Sounding like a human makes data gaps even more problematic because no data set can access every piece of knowledge. It may construct a sentence the LLM perceives as sensible because the information is correct in specific contexts. It can’t discern when it isn’t while trying to communicate in humanlike ways 100% of the time. The construction of the determination could be a jumble of data that sounds reassuring but has no backing.

Hallucinations could be a product of poor oversight and data curation. Concept drift, overfitting and underfitting are all issues that result in incorrect responses from even the most mature conversational AI. When the learning environment for the AI supports making connections to anomalies or irrelevant data that would prevent discerning new data, you could ask LLMs the same question twice and get two different answers.

How Do Large Language Models Influence Communication?

Never before LLMs did the layperson have access to such immense and powerful conversational AI. The advent of OpenAI was a necessary technological shift, as humans needed to play with the tool to increase its performance. Over 75% of consumers believe in AI’s ability to become more human, which shows how seriously people interact with the tools.

Because LLMs find patterns and relationships when analyzing language, it allows humans to understand how communications impact knowledge.

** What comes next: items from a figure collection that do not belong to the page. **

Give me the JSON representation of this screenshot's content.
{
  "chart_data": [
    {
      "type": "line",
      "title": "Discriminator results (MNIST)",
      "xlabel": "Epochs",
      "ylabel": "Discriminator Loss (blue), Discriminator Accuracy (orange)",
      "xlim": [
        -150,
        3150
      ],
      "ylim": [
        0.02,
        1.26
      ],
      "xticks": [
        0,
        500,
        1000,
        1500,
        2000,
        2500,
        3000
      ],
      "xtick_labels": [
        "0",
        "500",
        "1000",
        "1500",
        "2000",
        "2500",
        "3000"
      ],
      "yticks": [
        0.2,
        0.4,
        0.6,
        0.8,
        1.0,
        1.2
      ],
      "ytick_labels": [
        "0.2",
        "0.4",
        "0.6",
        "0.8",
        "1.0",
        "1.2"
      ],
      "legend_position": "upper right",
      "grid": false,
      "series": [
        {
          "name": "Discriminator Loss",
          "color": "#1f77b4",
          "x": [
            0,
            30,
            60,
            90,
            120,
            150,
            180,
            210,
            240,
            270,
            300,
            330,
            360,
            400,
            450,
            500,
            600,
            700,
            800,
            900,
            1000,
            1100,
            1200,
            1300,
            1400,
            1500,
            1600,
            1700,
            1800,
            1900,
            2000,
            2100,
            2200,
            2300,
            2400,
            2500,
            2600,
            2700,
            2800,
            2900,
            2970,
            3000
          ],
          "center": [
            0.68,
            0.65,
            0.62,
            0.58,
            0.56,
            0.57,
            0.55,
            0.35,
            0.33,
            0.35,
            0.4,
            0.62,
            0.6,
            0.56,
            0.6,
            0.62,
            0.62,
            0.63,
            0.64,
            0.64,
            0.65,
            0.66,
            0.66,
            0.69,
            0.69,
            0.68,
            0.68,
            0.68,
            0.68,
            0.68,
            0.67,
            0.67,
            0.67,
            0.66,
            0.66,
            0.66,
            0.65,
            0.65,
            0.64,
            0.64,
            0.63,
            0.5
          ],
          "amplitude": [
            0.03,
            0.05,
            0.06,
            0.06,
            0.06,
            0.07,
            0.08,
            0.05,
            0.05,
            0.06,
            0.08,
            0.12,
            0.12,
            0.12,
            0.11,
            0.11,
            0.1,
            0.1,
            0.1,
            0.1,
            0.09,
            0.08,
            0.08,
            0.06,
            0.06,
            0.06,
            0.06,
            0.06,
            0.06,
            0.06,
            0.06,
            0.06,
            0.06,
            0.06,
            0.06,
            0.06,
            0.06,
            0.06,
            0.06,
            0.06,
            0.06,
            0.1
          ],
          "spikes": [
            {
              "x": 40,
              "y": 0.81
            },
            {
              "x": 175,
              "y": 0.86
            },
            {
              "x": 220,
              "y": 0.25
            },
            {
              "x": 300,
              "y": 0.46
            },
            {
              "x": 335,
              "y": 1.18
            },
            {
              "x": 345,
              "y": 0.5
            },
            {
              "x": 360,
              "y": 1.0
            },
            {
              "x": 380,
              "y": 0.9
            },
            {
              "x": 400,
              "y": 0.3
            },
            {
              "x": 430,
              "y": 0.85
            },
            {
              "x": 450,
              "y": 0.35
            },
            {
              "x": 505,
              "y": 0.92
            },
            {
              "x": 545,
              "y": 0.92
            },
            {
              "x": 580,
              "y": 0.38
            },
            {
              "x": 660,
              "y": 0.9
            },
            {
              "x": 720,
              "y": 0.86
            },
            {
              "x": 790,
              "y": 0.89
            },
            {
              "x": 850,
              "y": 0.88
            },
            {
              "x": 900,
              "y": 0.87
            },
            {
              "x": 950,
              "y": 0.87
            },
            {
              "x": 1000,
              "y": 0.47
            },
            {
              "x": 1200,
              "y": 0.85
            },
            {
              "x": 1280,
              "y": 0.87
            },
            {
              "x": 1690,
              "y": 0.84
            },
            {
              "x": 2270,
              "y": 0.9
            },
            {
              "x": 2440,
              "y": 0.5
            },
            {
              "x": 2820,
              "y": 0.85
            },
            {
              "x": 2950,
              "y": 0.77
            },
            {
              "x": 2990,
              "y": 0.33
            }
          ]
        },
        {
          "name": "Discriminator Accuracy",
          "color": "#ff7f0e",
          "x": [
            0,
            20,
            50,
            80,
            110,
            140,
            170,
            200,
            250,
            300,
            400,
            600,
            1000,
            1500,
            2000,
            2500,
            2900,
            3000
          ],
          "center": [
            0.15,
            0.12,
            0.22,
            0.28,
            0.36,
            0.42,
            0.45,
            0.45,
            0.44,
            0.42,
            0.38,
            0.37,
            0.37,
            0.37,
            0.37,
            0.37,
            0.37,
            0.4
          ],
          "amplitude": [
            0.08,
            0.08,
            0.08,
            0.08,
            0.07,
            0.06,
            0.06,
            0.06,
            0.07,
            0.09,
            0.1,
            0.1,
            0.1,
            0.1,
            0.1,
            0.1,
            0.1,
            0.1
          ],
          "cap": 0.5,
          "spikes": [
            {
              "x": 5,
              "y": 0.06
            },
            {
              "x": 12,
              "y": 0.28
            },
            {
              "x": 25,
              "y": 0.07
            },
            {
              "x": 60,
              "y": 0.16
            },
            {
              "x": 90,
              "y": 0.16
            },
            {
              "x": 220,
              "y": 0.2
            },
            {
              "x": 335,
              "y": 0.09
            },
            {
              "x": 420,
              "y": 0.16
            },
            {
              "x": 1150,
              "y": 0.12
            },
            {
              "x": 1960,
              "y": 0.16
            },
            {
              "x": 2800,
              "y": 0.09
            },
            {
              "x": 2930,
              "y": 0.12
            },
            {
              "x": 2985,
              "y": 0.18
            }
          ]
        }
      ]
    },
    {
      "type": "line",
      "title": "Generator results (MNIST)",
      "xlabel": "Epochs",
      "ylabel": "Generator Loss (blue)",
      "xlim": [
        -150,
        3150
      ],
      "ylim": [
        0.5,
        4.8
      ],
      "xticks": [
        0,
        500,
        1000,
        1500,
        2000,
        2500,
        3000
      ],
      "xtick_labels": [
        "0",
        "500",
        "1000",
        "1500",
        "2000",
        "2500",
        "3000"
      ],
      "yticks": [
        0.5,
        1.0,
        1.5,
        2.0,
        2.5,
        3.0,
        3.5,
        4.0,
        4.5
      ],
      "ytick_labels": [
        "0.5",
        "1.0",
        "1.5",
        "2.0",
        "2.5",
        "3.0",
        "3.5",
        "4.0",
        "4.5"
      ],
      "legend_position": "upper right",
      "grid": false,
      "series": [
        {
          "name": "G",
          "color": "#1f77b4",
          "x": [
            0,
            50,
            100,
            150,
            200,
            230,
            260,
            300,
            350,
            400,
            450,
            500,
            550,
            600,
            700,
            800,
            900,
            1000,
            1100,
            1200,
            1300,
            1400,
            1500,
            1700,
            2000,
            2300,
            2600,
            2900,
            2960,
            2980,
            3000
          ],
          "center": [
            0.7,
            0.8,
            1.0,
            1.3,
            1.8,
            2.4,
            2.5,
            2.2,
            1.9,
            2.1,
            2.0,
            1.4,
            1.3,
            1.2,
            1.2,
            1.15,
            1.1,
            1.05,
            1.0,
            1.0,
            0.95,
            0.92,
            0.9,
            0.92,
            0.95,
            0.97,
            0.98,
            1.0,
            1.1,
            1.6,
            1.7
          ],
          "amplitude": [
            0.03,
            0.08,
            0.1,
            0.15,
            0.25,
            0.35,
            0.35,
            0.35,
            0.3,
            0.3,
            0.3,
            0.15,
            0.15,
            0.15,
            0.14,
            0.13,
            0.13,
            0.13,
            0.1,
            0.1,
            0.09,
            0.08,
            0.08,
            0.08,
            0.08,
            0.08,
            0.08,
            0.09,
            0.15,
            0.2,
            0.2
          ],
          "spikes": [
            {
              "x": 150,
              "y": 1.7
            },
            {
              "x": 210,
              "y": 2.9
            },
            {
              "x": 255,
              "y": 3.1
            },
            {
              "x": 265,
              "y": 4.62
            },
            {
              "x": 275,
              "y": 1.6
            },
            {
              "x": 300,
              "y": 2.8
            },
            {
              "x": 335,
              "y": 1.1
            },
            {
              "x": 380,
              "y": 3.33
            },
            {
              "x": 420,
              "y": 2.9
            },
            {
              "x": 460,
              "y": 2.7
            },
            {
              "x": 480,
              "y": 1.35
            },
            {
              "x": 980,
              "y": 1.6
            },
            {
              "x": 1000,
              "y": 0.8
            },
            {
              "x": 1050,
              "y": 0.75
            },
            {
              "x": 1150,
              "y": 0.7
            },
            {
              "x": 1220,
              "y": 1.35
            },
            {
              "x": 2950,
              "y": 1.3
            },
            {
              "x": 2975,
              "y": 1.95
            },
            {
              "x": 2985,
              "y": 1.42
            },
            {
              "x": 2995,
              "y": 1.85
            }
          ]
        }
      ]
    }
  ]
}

If ChatGPT looked at websites to gather an answer, how could your phrasing influence the output? How do LLMs replicate humanity’s priorities with language and communication, especially in digital landscapes? How conversational AI talks to people requires everyone — from computer scientists to students — to reflect on how the world speaks in person and online.

More user contributions equal more information it can use to expand its capabilities, also known as human-in-the-loop processing. People help identify outdated information and improve delivery. Companies and individuals not using LLMs previously can now experiment with how they can simplify lives and streamline operations. In essence, these resources were free advertisements for AI expansion and adoption.

Honing AI Language Models

The future of conversational AI may rely on LLMs as a stepping stone or reveal the next stage in development. Despite accuracy and controversy, it has already landed a significant cultural impact worldwide, enlightening everyone with access to the future. Perhaps AI shouldn’t rely on LLMs forever, but it’s inarguable that it’s needed now to keep the momentum for positive progress.